NKR en precision medicine

De Nederlandse Kankerregistratie (NKR) bevat data over ziekte, zorg en uitkomsten van de patiënt, ongeacht in welk ziekenhuis de patiënt behandeld is. Hierdoor is de NKR een unieke bron voor onderzoek naar kanker. Naast de NKR zijn er voor onderzoek naar kanker steeds vaker ook data nodig uit andere bronnen. Door voortgang van precision medicine kunnen kankers bijvoorbeeld steeds fijnmaziger gekarakteriseerd worden. Als gevolg daarvan is het aantal patiënten in Nederland met een zeldzaam type of subtype kanker steeds kleiner. Juist voor deze patiënten is het daarom steeds belangrijker om de data uit verschillende landen te kunnen gebruiken voor onderzoek. Het is daarbij cruciaal om de privacy van de patiënt te waarborgen. Door data op nationaal en internationaal niveau slim en veilig te combineren, kunnen we onderzoek naar kanker blijven ondersteunen.

Personal Health Train

Volgens dr. Xander Verbeek, hoofd zorginformatica en innovatie bij IKNL, zijn ‘investeringen in innovatieve ict-oplossingen zoals de personal health train nodig zodat IKNL zijn missie op een verantwoordelijke, duurzame en toekomstbestendige manier te vervullen. Het concept van de personal health train sluit aan bij de uitdagingen waarmee we in onderzoek naar kanker te maken hebben.’

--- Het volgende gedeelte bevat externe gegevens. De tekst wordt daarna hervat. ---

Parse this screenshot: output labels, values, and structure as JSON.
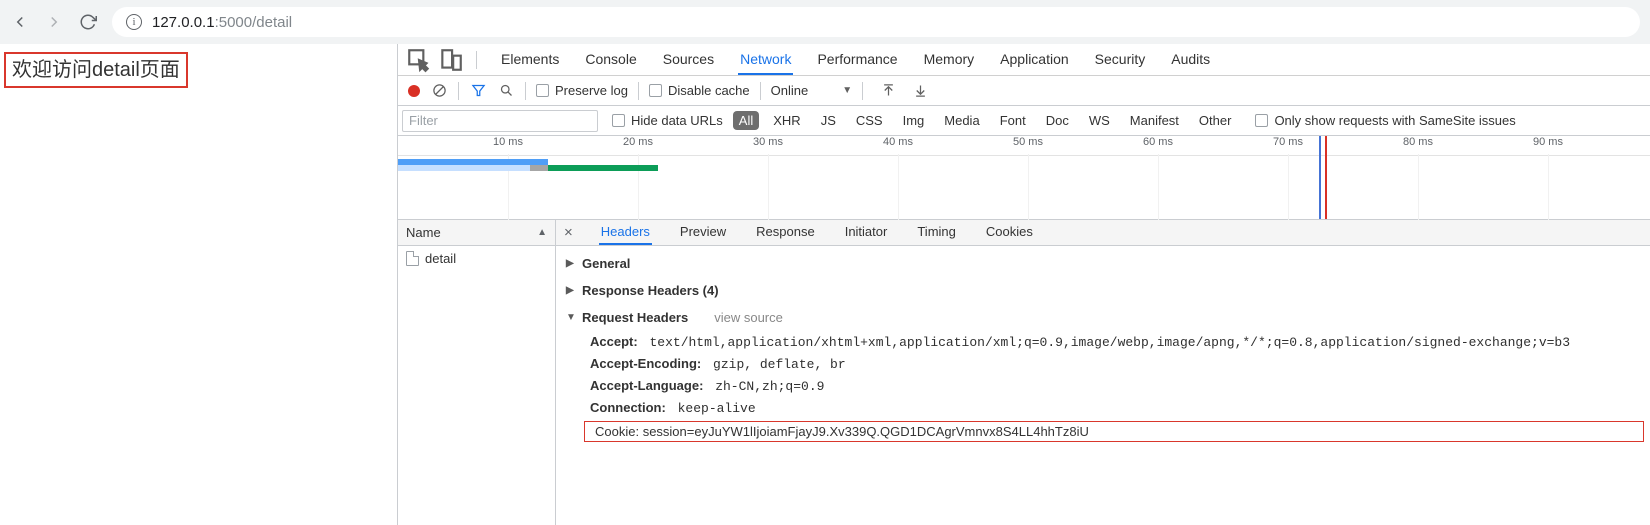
{
  "url": {
    "scheme_suffix": "127.0.0.1",
    "rest": ":5000/detail"
  },
  "page": {
    "welcome": "欢迎访问detail页面"
  },
  "devtools": {
    "tabs": [
      "Elements",
      "Console",
      "Sources",
      "Network",
      "Performance",
      "Memory",
      "Application",
      "Security",
      "Audits"
    ],
    "active_tab": "Network",
    "toolbar": {
      "preserve_log": "Preserve log",
      "disable_cache": "Disable cache",
      "throttle": "Online"
    },
    "filter": {
      "placeholder": "Filter",
      "hide_data_urls": "Hide data URLs",
      "types": [
        "All",
        "XHR",
        "JS",
        "CSS",
        "Img",
        "Media",
        "Font",
        "Doc",
        "WS",
        "Manifest",
        "Other"
      ],
      "active_type": "All",
      "samesite": "Only show requests with SameSite issues"
    },
    "timeline": {
      "ticks": [
        "10 ms",
        "20 ms",
        "30 ms",
        "40 ms",
        "50 ms",
        "60 ms",
        "70 ms",
        "80 ms",
        "90 ms"
      ]
    },
    "name_col": {
      "header": "Name",
      "items": [
        "detail"
      ]
    },
    "subtabs": [
      "Headers",
      "Preview",
      "Response",
      "Initiator",
      "Timing",
      "Cookies"
    ],
    "active_subtab": "Headers",
    "sections": {
      "general": "General",
      "response_headers": "Response Headers (4)",
      "request_headers": "Request Headers",
      "view_source": "view source"
    },
    "request_headers": [
      {
        "k": "Accept",
        "v": "text/html,application/xhtml+xml,application/xml;q=0.9,image/webp,image/apng,*/*;q=0.8,application/signed-exchange;v=b3"
      },
      {
        "k": "Accept-Encoding",
        "v": "gzip, deflate, br"
      },
      {
        "k": "Accept-Language",
        "v": "zh-CN,zh;q=0.9"
      },
      {
        "k": "Connection",
        "v": "keep-alive"
      },
      {
        "k": "Cookie",
        "v": "session=eyJuYW1lIjoiamFjayJ9.Xv339Q.QGD1DCAgrVmnvx8S4LL4hhTz8iU"
      }
    ]
  }
}
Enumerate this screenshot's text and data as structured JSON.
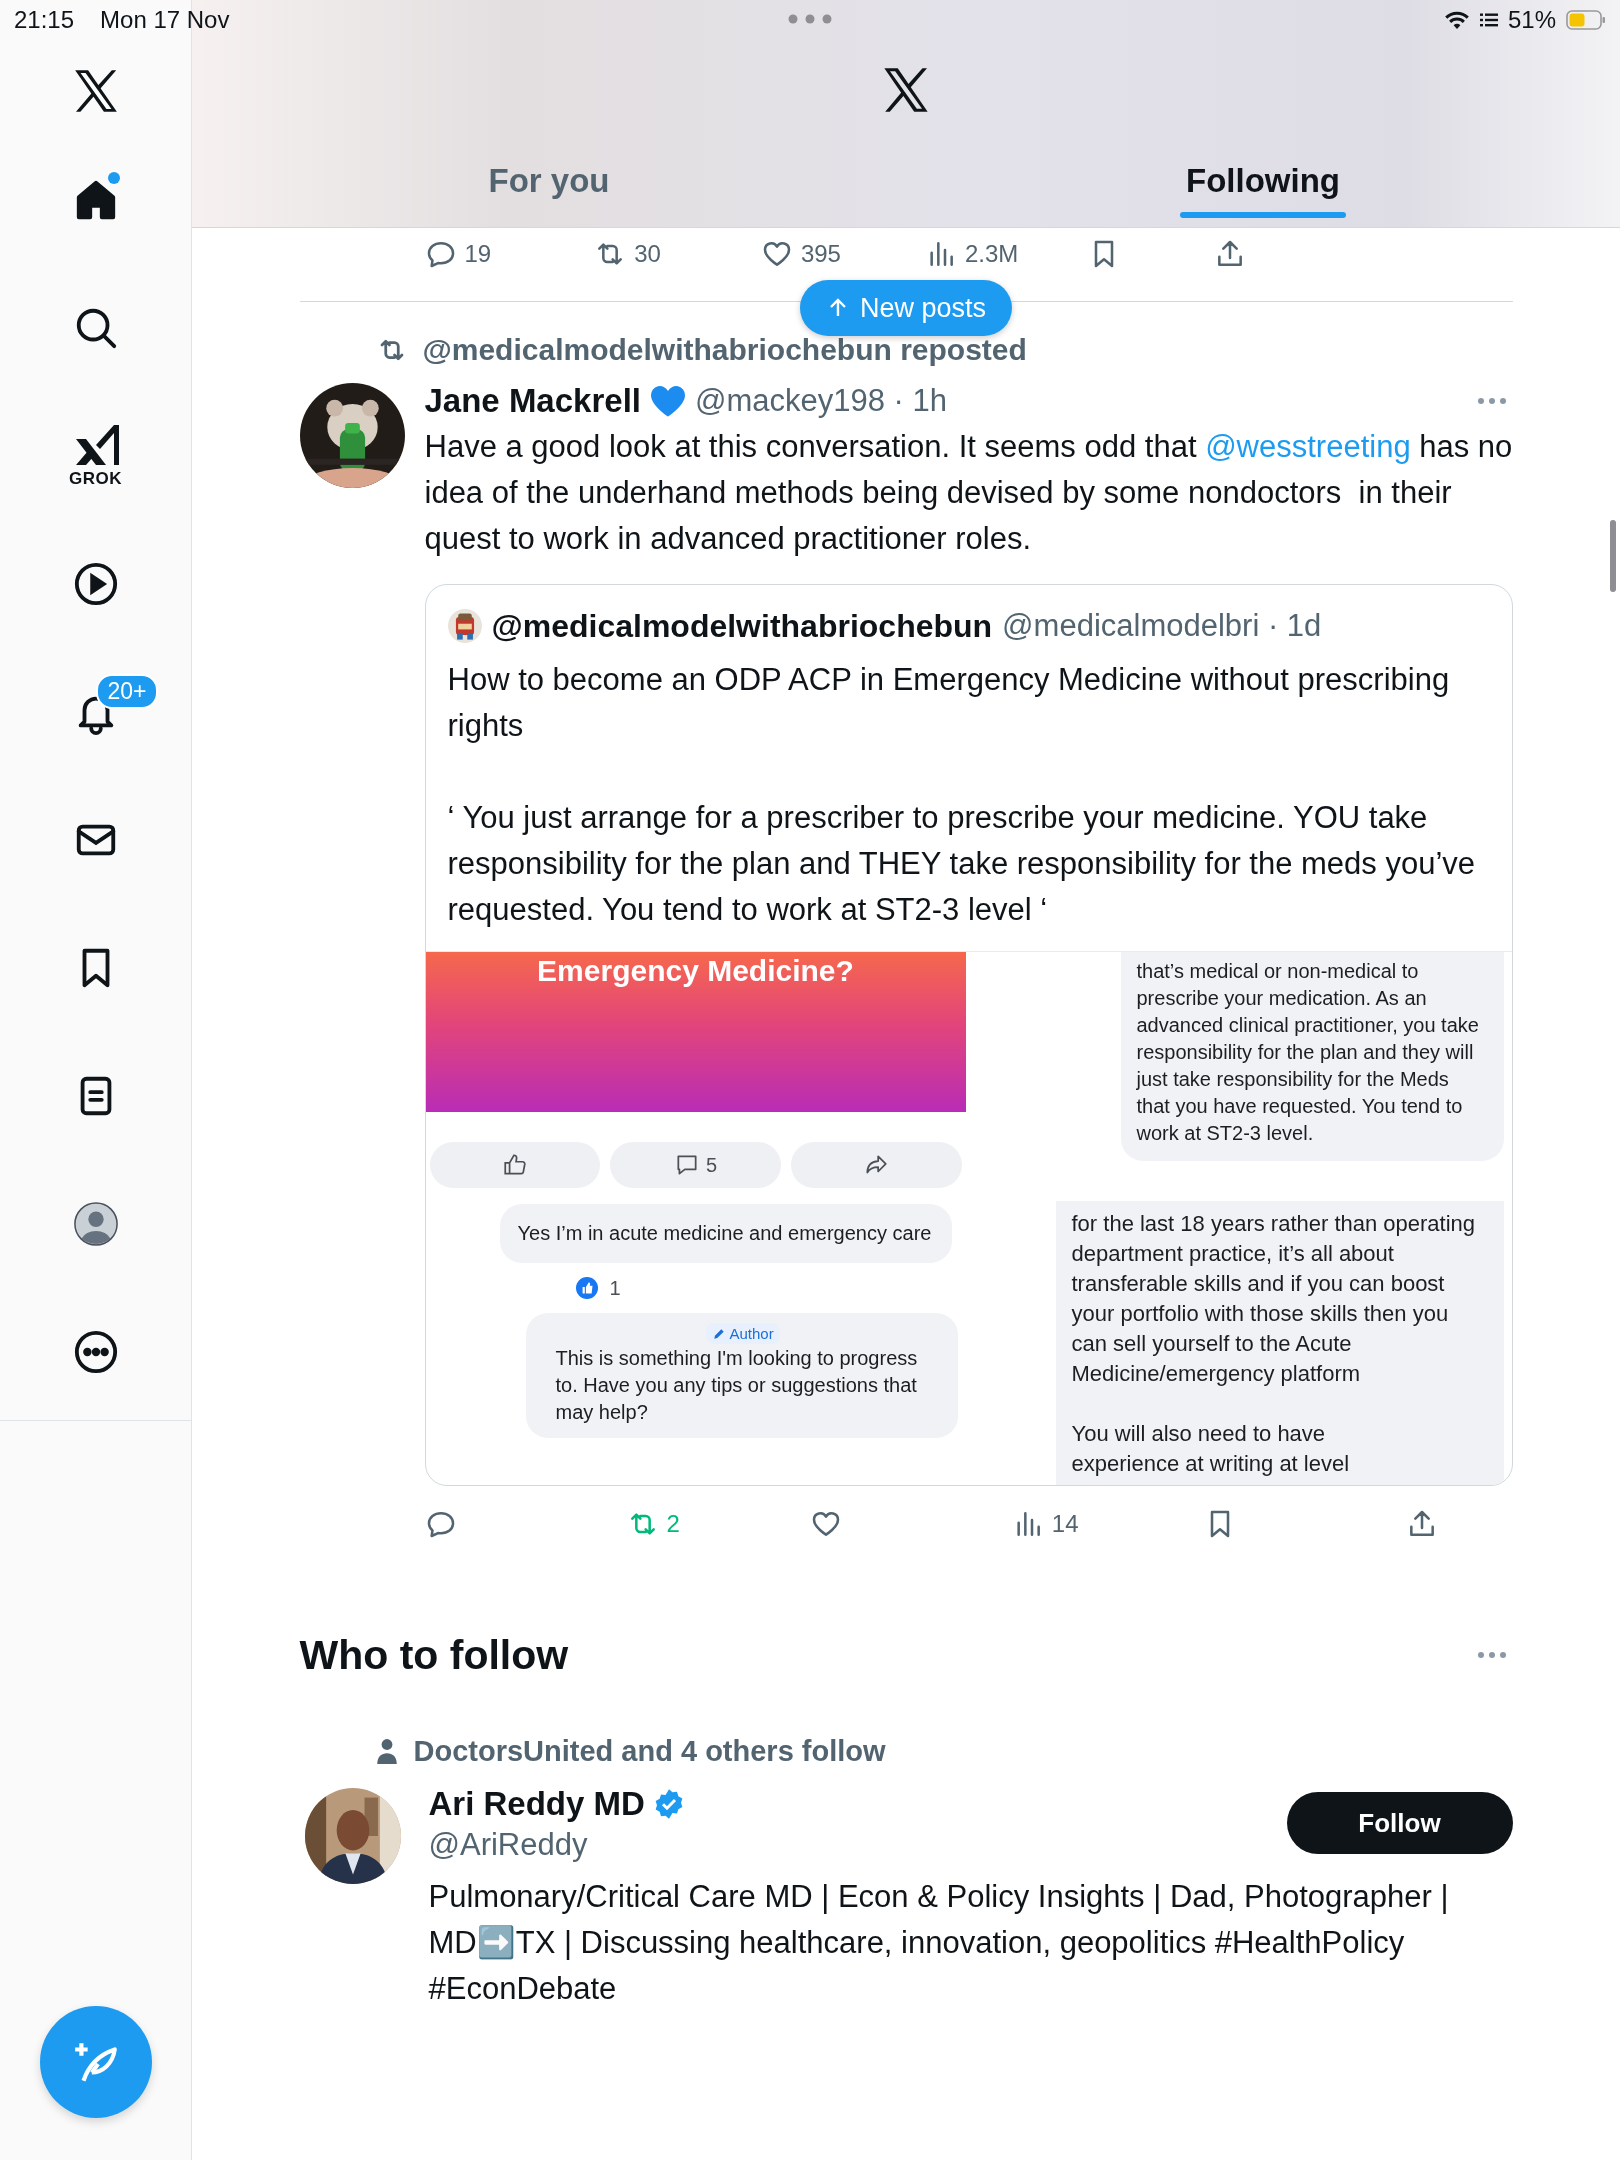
{
  "status_bar": {
    "time": "21:15",
    "date": "Mon 17 Nov",
    "battery": "51%"
  },
  "sidebar": {
    "items": [
      {
        "kind": "home",
        "selected": true,
        "unread": true
      },
      {
        "kind": "search",
        "selected": false
      },
      {
        "kind": "grok",
        "label": "GROK",
        "selected": false
      },
      {
        "kind": "video",
        "selected": false
      },
      {
        "kind": "notifications",
        "badge": "20+",
        "selected": false
      },
      {
        "kind": "messages",
        "selected": false
      },
      {
        "kind": "bookmarks",
        "selected": false
      },
      {
        "kind": "lists",
        "selected": false
      },
      {
        "kind": "profile",
        "selected": false
      },
      {
        "kind": "more",
        "selected": false
      }
    ]
  },
  "tabs": [
    {
      "label": "For you",
      "selected": false
    },
    {
      "label": "Following",
      "selected": true
    }
  ],
  "new_posts_button": "New posts",
  "previous_post_actions": {
    "replies": "19",
    "reposts": "30",
    "likes": "395",
    "views": "2.3M"
  },
  "post": {
    "repost_context": "@medicalmodelwithabriochebun reposted",
    "author": "Jane Mackrell",
    "meta": "@mackey198 · 1h",
    "text": [
      {
        "kind": "plain",
        "text": "Have a good look at this conversation. It seems odd that "
      },
      {
        "kind": "mention",
        "text": "@wesstreeting"
      },
      {
        "kind": "plain",
        "text": " has no idea of the underhand methods being devised by some nondoctors  in their quest to work in advanced practitioner roles."
      }
    ],
    "quote": {
      "author": "@medicalmodelwithabriochebun",
      "meta": "@medicalmodelbri · 1d",
      "text": "How to become an ODP ACP in Emergency Medicine without prescribing rights\n\n‘ You just arrange for a prescriber to prescribe your medicine. YOU take responsibility for the plan and THEY take responsibility for the meds you’ve requested. You tend to work at ST2-3 level ‘",
      "media_left": {
        "banner_title": "Emergency Medicine?",
        "comment_count": "5",
        "comment": "Yes I’m in acute medicine and emergency care",
        "reaction_count": "1",
        "author_badge": "Author",
        "reply": "This is something I'm looking to progress to. Have you any tips or suggestions that may help?"
      },
      "media_right": {
        "reply_top": "that’s medical or non-medical to prescribe your medication. As an advanced clinical practitioner, you take responsibility for the plan and they will just take responsibility for the Meds that you have requested. You tend to work at ST2-3 level.",
        "reply_bottom": "for the last 18 years rather than operating department practice, it’s all about transferable skills and if you can boost your portfolio with those skills then you can sell yourself to the Acute Medicine/emergency platform\n\nYou will also need to have\nexperience at writing at level"
      }
    },
    "actions": {
      "reposts": "2",
      "reposted": true,
      "views": "14"
    }
  },
  "who_to_follow": {
    "title": "Who to follow",
    "suggestions": [
      {
        "social_context": "DoctorsUnited and 4 others follow",
        "name": "Ari Reddy MD",
        "verified": true,
        "handle": "@AriReddy",
        "bio": "Pulmonary/Critical Care MD | Econ & Policy Insights | Dad, Photographer | MD➡️TX | Discussing healthcare, innovation, geopolitics #HealthPolicy #EconDebate",
        "button": "Follow"
      }
    ]
  }
}
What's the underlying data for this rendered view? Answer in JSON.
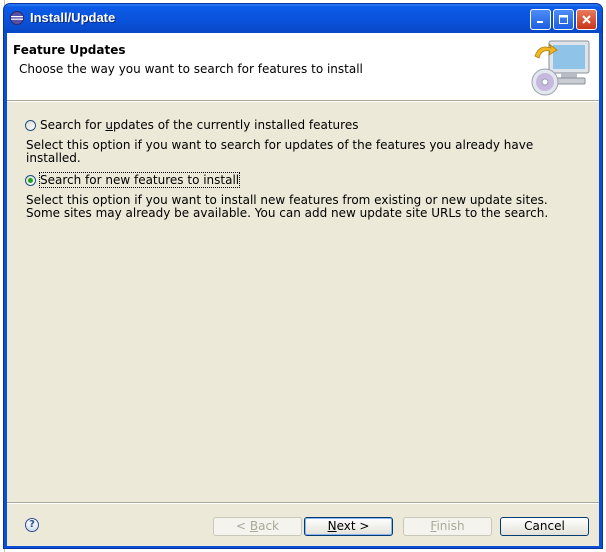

‘Er bestaan al commerciële deeloplossingen, bijvoorbeeld binnen de radiotherapie’, zegt prof. Dekker. ‘Maar daaraan zijn ongunstige voorwaarden verbonden, en ze schalen niet naar andere toepassingsgebieden. Daarom was er een sterke behoefte aan een schaalbare, Free en Open Source Software (FOSS) oplossing voor de personal health train. De oplossing en community die onder leiding van IKNL tot stand is gekomen voorziet in deze behoefte. Het doel is om deze oplossing als verder te ontwikkelen.’, aldus prof. Andre Dekker.

Volgende stappen

‘De software voor gebruik in epidemiologisch onderzoek ligt er nu en is al toegepast voor zeldzame kankersoorten met data uit de NKR en de kankerregistratie in Taiwan. Maar we zullen die de komende jaren met partners in binnen- en buitenland verder uitbouwen. Bijvoorbeeld met nog meer algoritmen,’ zegt dr. Gijs Geleijnse, senior clinical data scientist en product manager bij IKNL. Daarnaast werkt IKNL samen met onder andere de European Network of Cancer Registries (ENCR) en het Joint Research Center (JRC) van de Europese Commissie om de infrastructuur binnen Europa te implementeren.